Perry’s general counsel, Marry Anne Wiley, defended the governor’s action.
“The veto in question was made in accordance with the veto authority afforded to every governor under the Texas Constitution,” she said. “We will continue to aggressively defend the governor’s lawful and constitutional action, and believe we will ultimately prevail.”
The unit Lehmberg oversees is the same that led the investigation against former U.S. House Majority Leader Tom DeLay, a Texas Republican who in 2010 was convicted of money laundering and conspiracy to commit money laundering for taking part in a scheme to influence elections in his home state.
Several top aides to the Republican governor appeared before grand jurors in Austin, including his deputy chief of staff, legislative director and general counsel. Perry himself did not testify, though.

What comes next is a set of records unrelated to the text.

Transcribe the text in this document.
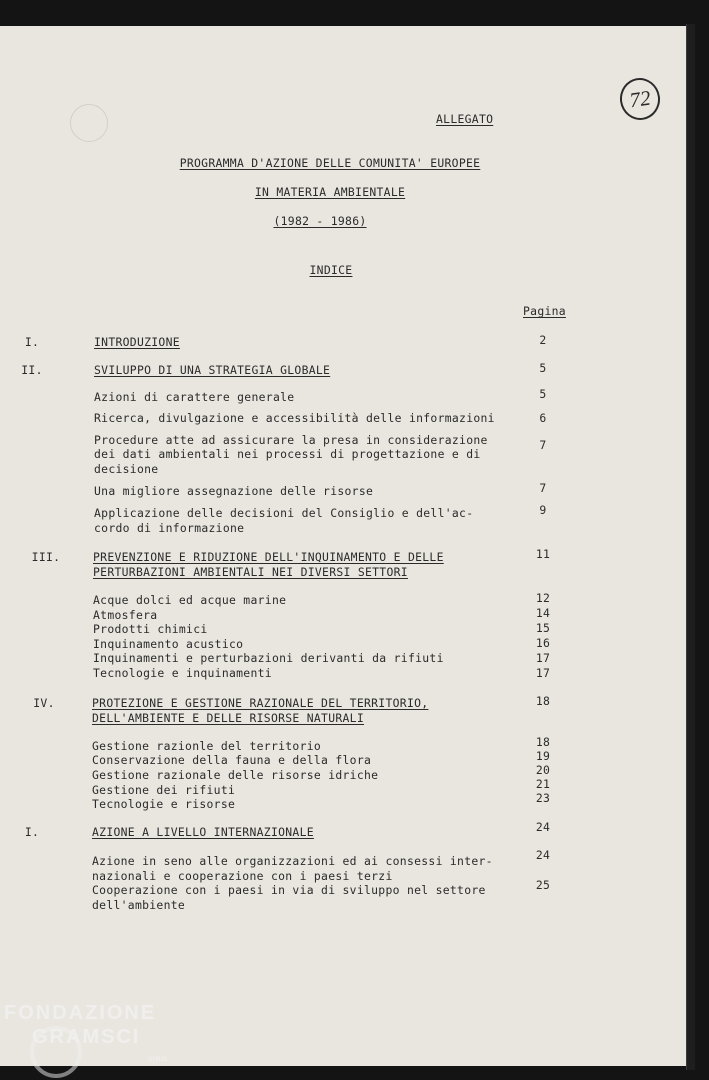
72
ALLEGATO
PROGRAMMA D'AZIONE DELLE COMUNITA' EUROPEE
IN MATERIA AMBIENTALE
(1982 - 1986)
INDICE
Pagina
I.	INTRODUZIONE	2
II.	SVILUPPO DI UNA STRATEGIA GLOBALE	5
Azioni di carattere generale	5
Ricerca, divulgazione e accessibilità delle informazioni	6
Procedure atte ad assicurare la presa in considerazione
dei dati ambientali nei processi di progettazione e di
decisione
7
Una migliore assegnazione delle risorse	7
Applicazione delle decisioni del Consiglio e dell'ac-
cordo di informazione
9
III.	PREVENZIONE E RIDUZIONE DELL'INQUINAMENTO E DELLE
PERTURBAZIONI AMBIENTALI NEI DIVERSI SETTORI
11
Acque dolci ed acque marine	12
Atmosfera	14
Prodotti chimici	15
Inquinamento acustico	16
Inquinamenti e perturbazioni derivanti da rifiuti	17
Tecnologie e inquinamenti	17
IV.	PROTEZIONE E GESTIONE RAZIONALE DEL TERRITORIO,
DELL'AMBIENTE E DELLE RISORSE NATURALI
18
Gestione razionle del territorio	18
Conservazione della fauna e della flora	19
Gestione razionale delle risorse idriche	20
Gestione dei rifiuti	21
Tecnologie e risorse	23
I.	AZIONE A LIVELLO INTERNAZIONALE	24
Azione in seno alle organizzazioni ed ai consessi inter-
nazionali e cooperazione con i paesi terzi
24
Cooperazione con i paesi in via di sviluppo nel settore
dell'ambiente
25
FONDAZIONE
GRAMSCI
onlus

Perry was indicted on charges of abuse of official capacity, a first-degree felony with potential punishments of five to 99 years in prison, and coercion of a public servant, a third-degree felony that carries a punishment of two to 10 years.
No one disputes that Perry is allowed to veto measures approved by the Legislature, including part or all of the state budget. But the left-leaning Texans for Public Justice government watchdog group filed an ethics complaint accusing the governor of coercion because he threatened to use his veto before actually doing so in an attempt to pressure Lehmberg to quit.

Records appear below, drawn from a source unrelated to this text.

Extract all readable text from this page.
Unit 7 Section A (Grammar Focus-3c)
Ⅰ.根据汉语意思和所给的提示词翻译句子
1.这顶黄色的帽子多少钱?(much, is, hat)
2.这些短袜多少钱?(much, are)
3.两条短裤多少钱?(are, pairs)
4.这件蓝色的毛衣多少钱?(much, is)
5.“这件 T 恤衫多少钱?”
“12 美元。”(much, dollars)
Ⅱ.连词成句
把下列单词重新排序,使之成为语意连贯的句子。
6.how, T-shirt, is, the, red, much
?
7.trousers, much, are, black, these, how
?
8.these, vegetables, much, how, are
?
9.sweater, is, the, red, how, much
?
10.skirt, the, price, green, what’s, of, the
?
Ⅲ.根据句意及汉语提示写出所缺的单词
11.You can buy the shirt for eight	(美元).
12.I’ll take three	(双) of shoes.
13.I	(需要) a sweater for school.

“We’re pleased that the grand jury determined that the governor’s bullying crossed the line into illegal behavior,” said Craig McDonald, executive director of Texans for Public Justice. “The complaint had merit, serious laws were potentially broken.”
So the question is, what’s the full story here? Travis County D.A. Rosemary Lehmberg was pulled over for a DWI. This is the dashcam footage:
Here is the booking footage, in which you can see that Lehmberg had to be restrained:
Lehmberg plead guilty to driving while intoxicated and her blood alcohol level was indeed over the legal limit.

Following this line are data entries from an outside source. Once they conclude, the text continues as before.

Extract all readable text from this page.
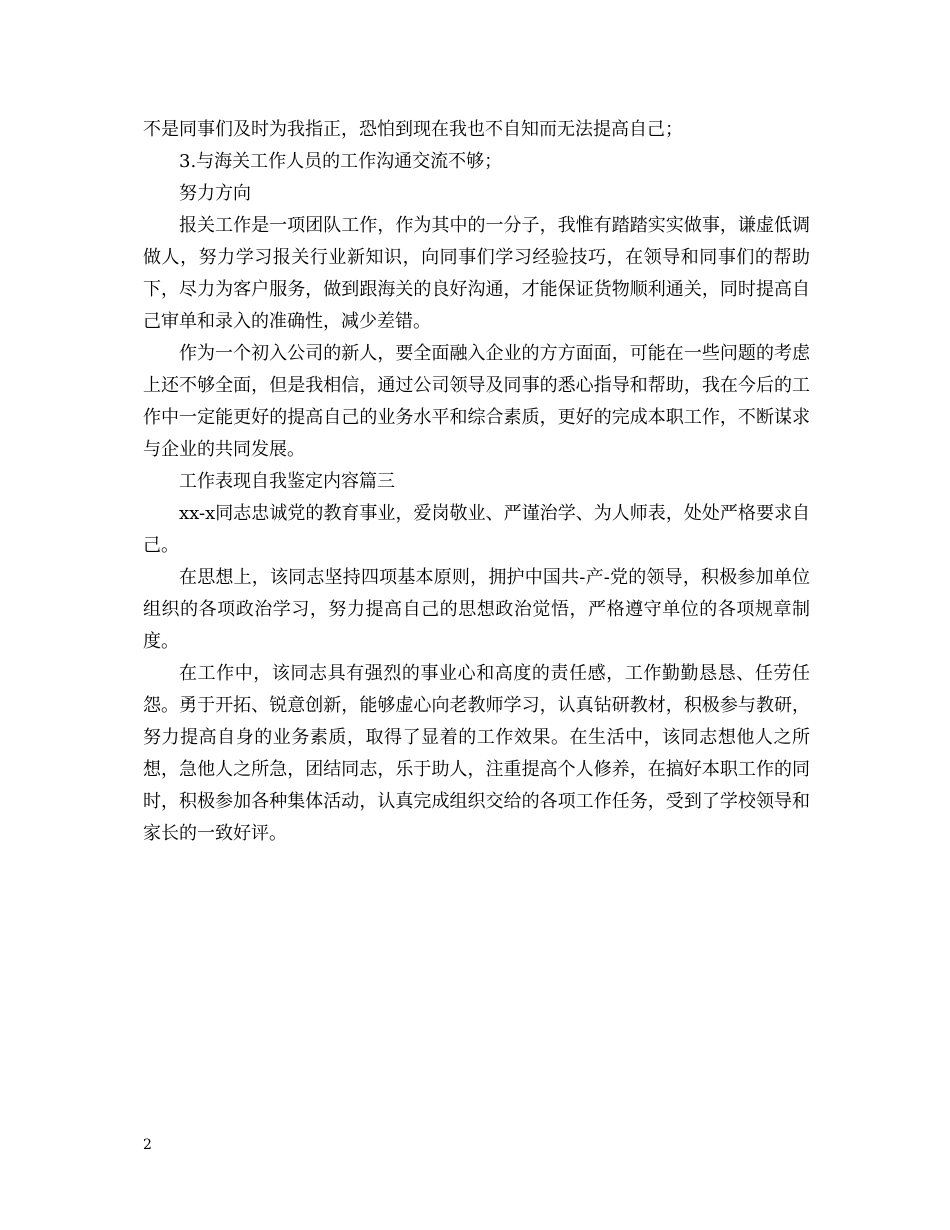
不是同事们及时为我指正，恐怕到现在我也不自知而无法提高自己；

3.与海关工作人员的工作沟通交流不够；

努力方向

报关工作是一项团队工作，作为其中的一分子，我惟有踏踏实实做事，谦虚低调做人，努力学习报关行业新知识，向同事们学习经验技巧，在领导和同事们的帮助下，尽力为客户服务，做到跟海关的良好沟通，才能保证货物顺利通关，同时提高自己审单和录入的准确性，减少差错。

作为一个初入公司的新人，要全面融入企业的方方面面，可能在一些问题的考虑上还不够全面，但是我相信，通过公司领导及同事的悉心指导和帮助，我在今后的工作中一定能更好的提高自己的业务水平和综合素质，更好的完成本职工作，不断谋求与企业的共同发展。

工作表现自我鉴定内容篇三

xx-x同志忠诚党的教育事业，爱岗敬业、严谨治学、为人师表，处处严格要求自己。

在思想上，该同志坚持四项基本原则，拥护中国共-产-党的领导，积极参加单位组织的各项政治学习，努力提高自己的思想政治觉悟，严格遵守单位的各项规章制度。

在工作中，该同志具有强烈的事业心和高度的责任感，工作勤勤恳恳、任劳任怨。勇于开拓、锐意创新，能够虚心向老教师学习，认真钻研教材，积极参与教研，努力提高自身的业务素质，取得了显着的工作效果。在生活中，该同志想他人之所想，急他人之所急，团结同志，乐于助人，注重提高个人修养，在搞好本职工作的同时，积极参加各种集体活动，认真完成组织交给的各项工作任务，受到了学校领导和家长的一致好评。

2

Lehmberg had been placed in an isolation cell for protective custody but she refused several orders to stop kicking the cell door and was put in “the emergency restraint chair,” the records say.
According to an inmate incident report, Lehmberg also resisted a pat-down, refused to comply with officers, tried to scratch and grab an officer’s hand and yelled.
… The results of Travis County District Attorney Rosemary Lehmberg’s blood test show she had a blood alcohol level of .239 following her drunken driving arrest last week, according to a statement issued by the county attorney’s office.
Lehmberg was sentenced to 45 days in jail, a $4,000 fine and a 180-day license suspension on Friday.
Rick Perry thought she was a disgrace to her office, and therefore called on her to resign. Lehmberg refused, and so Perry then threatened to veto funding to her office, and ultimately did just that, withholding $7.5 million from her office — specifically, $7.5 million that had been earmarked for the state Public Integrity Unit, which is part of Lehmberg’s office.
So all of this stems from Rosemary Lehmberg’s arrest for driving while drunk, and her refusal to resign from her office. Rick Perry did not feel he could, in good conscience, give money to the Public Integrity Unit when the person heading that unit up clearly has no integrity. And in an apparent act of revenge, Perry is now being indicted — because somehow, he’s the bad guy here, even though the governor of any state has the power to veto any legislation for any reason. Liberal logic, people. Rick Perry did not do anything that lies outside his authority or that was illegal. This is coming solely out of the liberal Travis County Democrat machine, hoping to get Perry out of office early and to ruin his chances of a 2016 presidential bid. It says a lot about Democrats, though, doesn’t it? They’ll fight on behalf of a woman who broke the law, endangered the lives of Texans, threatened police officers, and had to be restrained, because a man on the other side of the aisle rightfully called her out for saying she has no integrity and should resign. Shame on them.